A 27 de Agosto de 1810, há precisamente 200 anos, as tropas do 2.º corpo do exército francês, comandadas pelo general Reynier, vindas do sul para se juntarem ao grande exército de Massena, ocuparam em força as terras dos concelhos do Sabugal, Alfaiates e Vilar Maior, provocando a fuga desesperada das populações.

Enquanto o 6.º corpo, de Ney, manobrava em redor de Almeida, estabelecendo o cerco à fortaleza, e o 8.º corpo, de Junot, estava ainda em Espanha nas margens do rio Águeda, o 2.º corpo, de Reynier, operava em Cória e Placencia, na linha do Tejo. Massena montara o seu quartel-general no forte de La Conception, frente a Vale da Mula, de onde emanava as ordens do dia.
O marechal ainda não decidira como invadir Portugal e estava inclinado a fazê-lo em duas frentes, partindo uma coluna de Almeida, pela estrada da Beira, e penetrando a outra pelo vale do Tejo, em direcção a Abrantes. Porém acabaria por preferir juntar os três corpos e avançar em força por Celorico e Viseu, pois a postura de Wellington, que deixara cair Ciudad Rodrigo e não auxiliava Almeida, indiciava que podia dar-lhe perseguição e enfrentá-lo em qualquer posição.
Foi assim que na manhã do dia 25 de Agosto enviou ordens a Reynier para se deslocar para norte e tomar posição na margem direita do Côa, à esquerda do corpo do marechal Ney. Em cumprimento dessas instruções, o 2.º corpo avançou em marchas rápidas e no dia 27 ocupou em força os concelhos do Sabugal, Alfaiates e Vilar Maior, cujas aldeias ao redor foram também tomadas pelos destacamentos, tendo os soldados ocupado as casas abandonadas pelos habitantes receosos.

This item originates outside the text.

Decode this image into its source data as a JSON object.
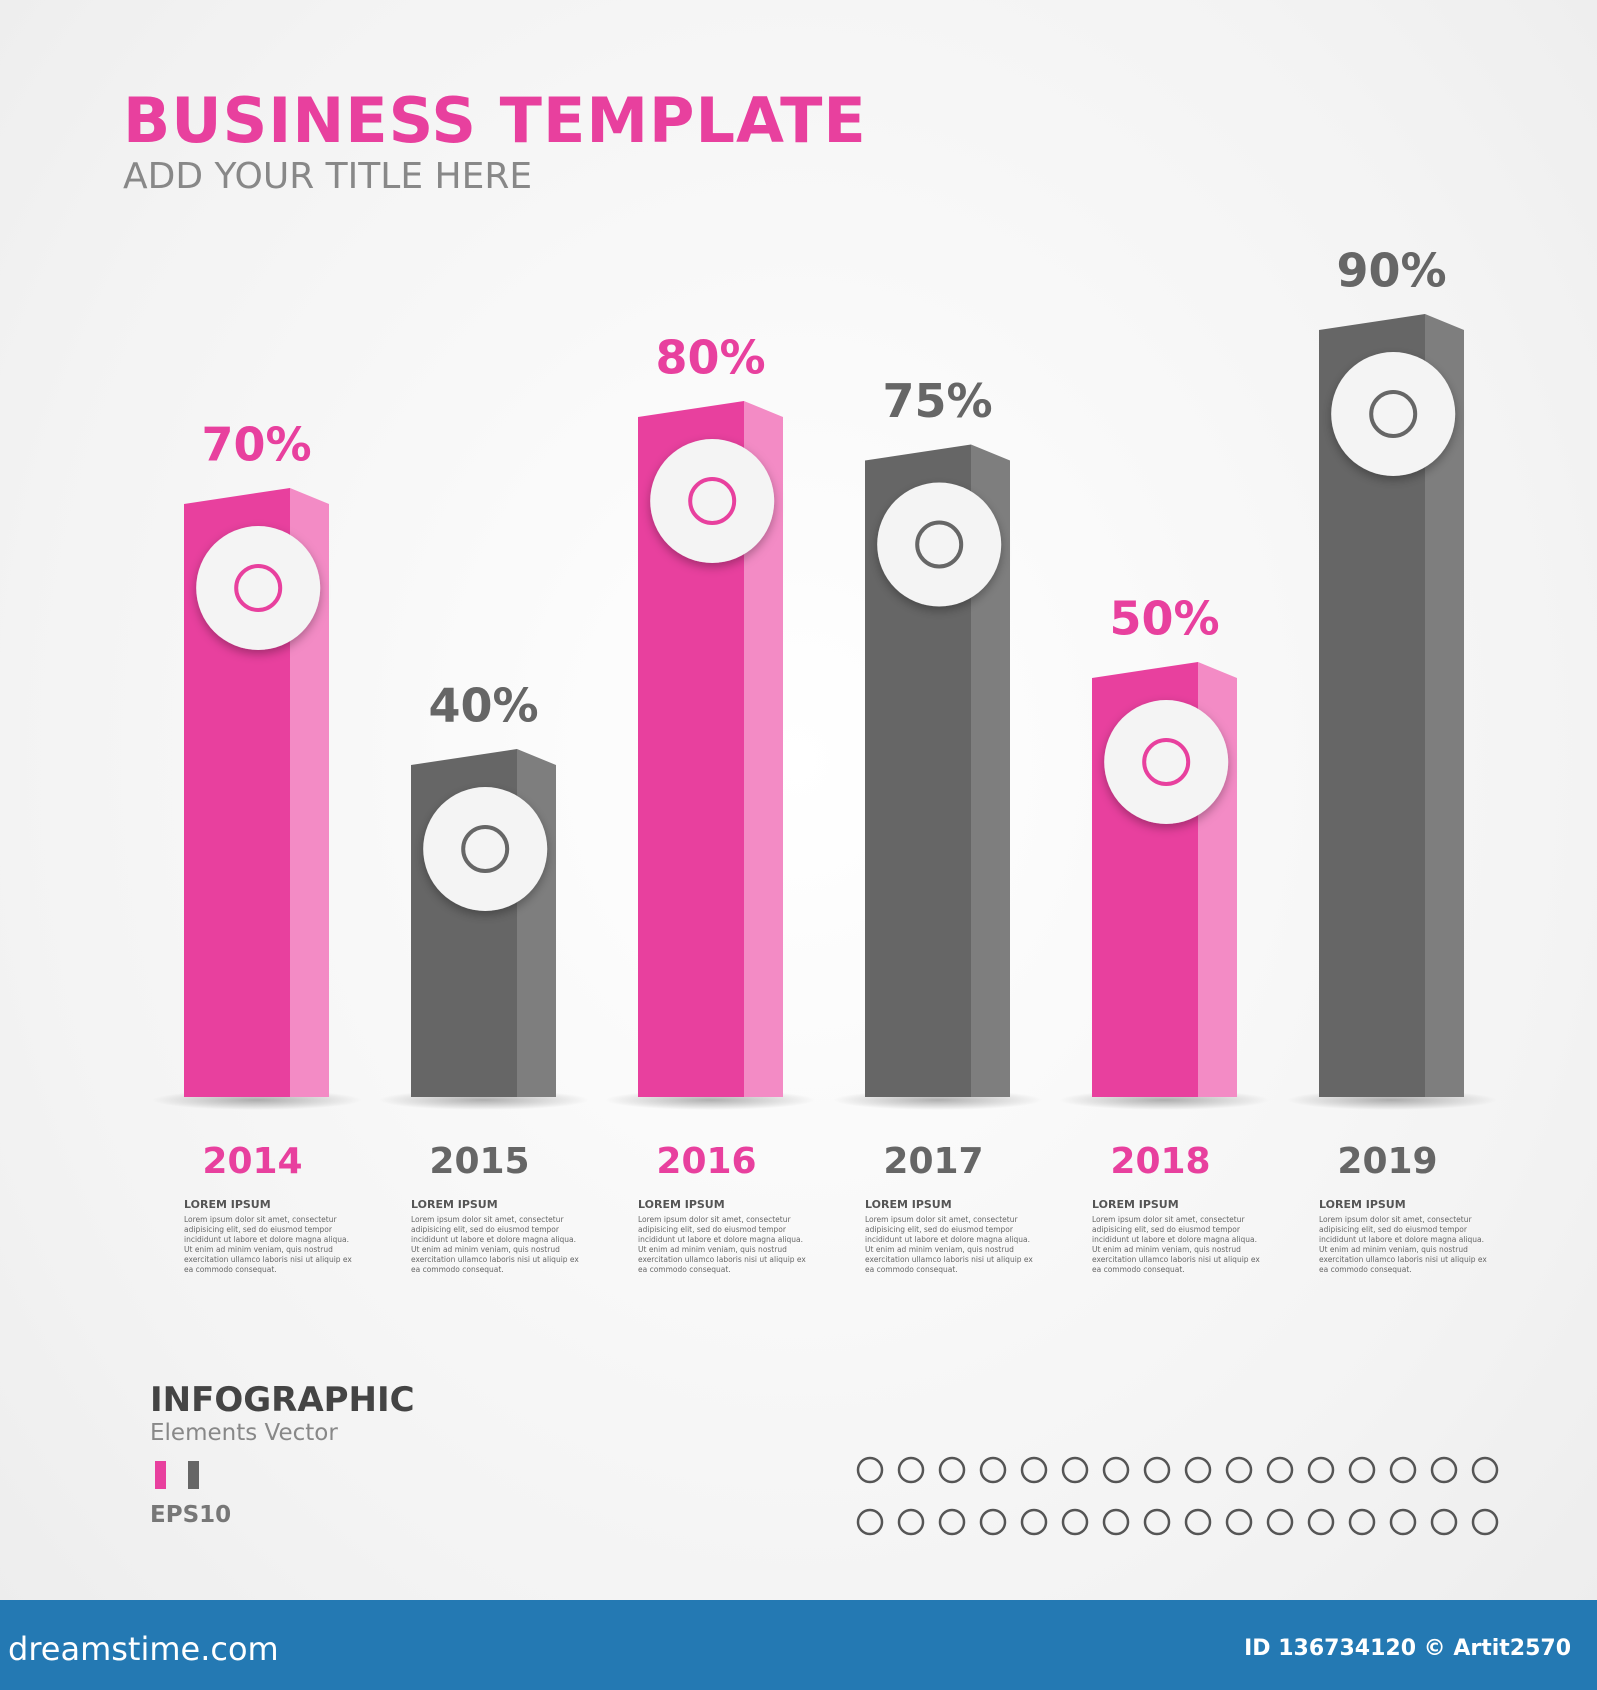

Tal como o comandante em chefe lhe prescrevera, Reynier estabeleceu o seu quartel-general em Alfaiates e guarneceu fortemente a ponte do Sabugal, tendo em vista dissuadir qualquer tentativa do exército anglo-português de atravessar a linha do Côa.
Os concelhos raianos onde até então tinham forrageado os destacamentos do 6.º Corpo, ficavam agora literalmente ocupados pelas tropas do 2º corpo, as mesmas que com o marechal Soult haviam protagonizado a segunda invasão de Portugal. Estes soldados experientes e com amargas recordações dos portugueses teriam que ali subsistir até que fosse dada a ordem de avançar em direcção a Lisboa. Os povos das terras em redor sofreram então como nunca os excessos da soldadesca que, querendo alimentar-se e aprovisionar-se de viveres, lançavam mão a tudo o que servisse de alimento para os homens e para os animais do exército.
Esta forte e dura ocupação militar das nossas terras manter-se-ia até ao dia 11 de Setembro, data em que Massena transmitiu aos seus lugares tenentes as instruções para a execução dos movimentos preparatórios para o avanço da invasão. Nesse mesmo dia o 2.º corpo deixou as suas posições na margem direita do Côa e marchou para a Guarda, de onde depois prosseguiu num movimento combinado com os restantes corpos do exército.
Já em finais de Março de 1811, malograda a terceira invasão e em plena retirada, as tropas do 2.º corpo voltariam a ocupar as terras do Sabugal, com a ideia de aí conterem o avanço dos anglo-lusos, que lhes davam perseguição. As populações voltaram então a sofrer com as atrocidades dos soldados franceses que vinham ainda mais famintos e coléricos do que quando dali haviam estado há sete meses.
No dia 3 de Abril de 1811, teve lugar a batalha do Sabugal, onde os homens de Reynier foram batidos pelos portugueses e ingleses comandados por Wellington, livrando-se assim os sabugalenses das pilhagens e dos excessos da tropa francesa.